More fuel efficient vehicles, like Ford's C-Max line-up, have helped reduce the amount of gasoline used by Americans in the last three decades.

A new study from the University of Michigan examines one of the important factors that have undermined the price of oil and gasoline: Americans are using less gas.

The price of gasoline and crude oil has plunged since last summer and the role of new discoveries in North American shale formations has been highlighted.

Over the past two years, oil production in the U.S. has reached levels last seen in the late 1960s and early 1970s. Average fuel consumption by American drivers is at its lowest level in at least 30 years, according to a University of Michigan researcher.

But the supply side is only one half of the equation, the demand side has also dropped as a combination of higher fuel prices, stiffer fuel economy standards, which have driven major changes in automotive engineering and shifts in consumer preferences have also played a role.

In a follow-up to a series of reports released over the past two years, Michael Sivak of the U-M Transportation Research Institute (UMTRI) examined recent trends in fuel consumption by cars, pickup trucks, SUVs and vans in the U.S. from 1984 to 2013.

His findings show that gallons of gasoline consumed per person, driver, vehicle and household in the U.S. have dropped below 1984 levels — the first year of the study — and down 14-19% from peak levels a little more than a decade ago in 2003 and 2004.

(Pricing wars: plug-in hybrid and EV prices dropping. For more, Click Here.)

“Despite population growth of 8%, the absolute amount of fuel consumed by light-duty vehicles decreased by 11% during the period 2004 — the year of maximum consumption — through 2013,” said Sivak, a research professor at UMTRI and director of the Sustainable Worldwide Transportation research consortium.

Sivak found that in 2013 the amount of fuel consumed was about 392 gallons per person (down 17% from 2004), 583 gallons per driver (down 16% from 2004), 524 gallons per vehicle (down 14% from 2003) and 1,011 gallons per household (down 19% from 2004).

In 1984, annual fuel-consumption rates were 400 gallons per person, 608 gallons per driver, 602 gallons per vehicle and 1,106 gallons per household.

(Click Here for details gas prices remaining flat.)

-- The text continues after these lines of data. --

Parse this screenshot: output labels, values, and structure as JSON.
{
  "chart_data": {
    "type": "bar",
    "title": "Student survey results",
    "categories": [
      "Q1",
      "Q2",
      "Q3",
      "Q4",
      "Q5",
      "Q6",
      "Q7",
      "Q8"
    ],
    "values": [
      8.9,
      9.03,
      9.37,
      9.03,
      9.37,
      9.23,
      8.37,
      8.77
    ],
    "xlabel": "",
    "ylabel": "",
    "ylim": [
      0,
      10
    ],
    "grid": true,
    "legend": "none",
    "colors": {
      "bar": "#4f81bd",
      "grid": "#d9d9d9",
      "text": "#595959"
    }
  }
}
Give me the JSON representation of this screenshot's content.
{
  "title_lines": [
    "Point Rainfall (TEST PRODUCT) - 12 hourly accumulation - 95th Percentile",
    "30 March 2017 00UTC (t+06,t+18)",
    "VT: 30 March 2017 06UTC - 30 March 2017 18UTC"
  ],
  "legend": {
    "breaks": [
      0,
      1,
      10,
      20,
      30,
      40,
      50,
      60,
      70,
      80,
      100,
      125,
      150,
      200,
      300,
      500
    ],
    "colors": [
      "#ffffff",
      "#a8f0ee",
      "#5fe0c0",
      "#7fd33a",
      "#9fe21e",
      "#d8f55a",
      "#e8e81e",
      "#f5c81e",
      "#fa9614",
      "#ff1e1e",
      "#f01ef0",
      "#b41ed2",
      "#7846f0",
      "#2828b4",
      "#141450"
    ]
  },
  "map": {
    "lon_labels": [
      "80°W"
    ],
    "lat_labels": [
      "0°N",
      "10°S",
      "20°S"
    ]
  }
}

In addition to examining changes in fuel consumption, the study also analyzed changes in the number of vehicles and distance driven. For both measures, rates per person, driver, vehicle and household are at their lowest levels since the 1990s.

Sivak said that although economic factors likely contributed to declining rates of vehicle ownership and distance driven, other societal changes such as increased telecommuting, use of public transportation and urbanization of the population, along with changes in the age composition of drivers, have influenced the need for personal transportation.

(To see more about the cost of EV batteries dropping, Click Here.)

“The reductions in the fuel-consumption rates reflect, in part, the added contribution of the improvements in vehicle fuel economy,” Sivak said. “Overall, the combined evidence from this and the previous studies indicates that—per person, per driver and per household—we now have fewer light-duty vehicles, we drive each of them less and we consume less fuel than in the past. There is no evidence in the 2013 data that the peaks in the rates that we experienced about 10 years ago were temporary.”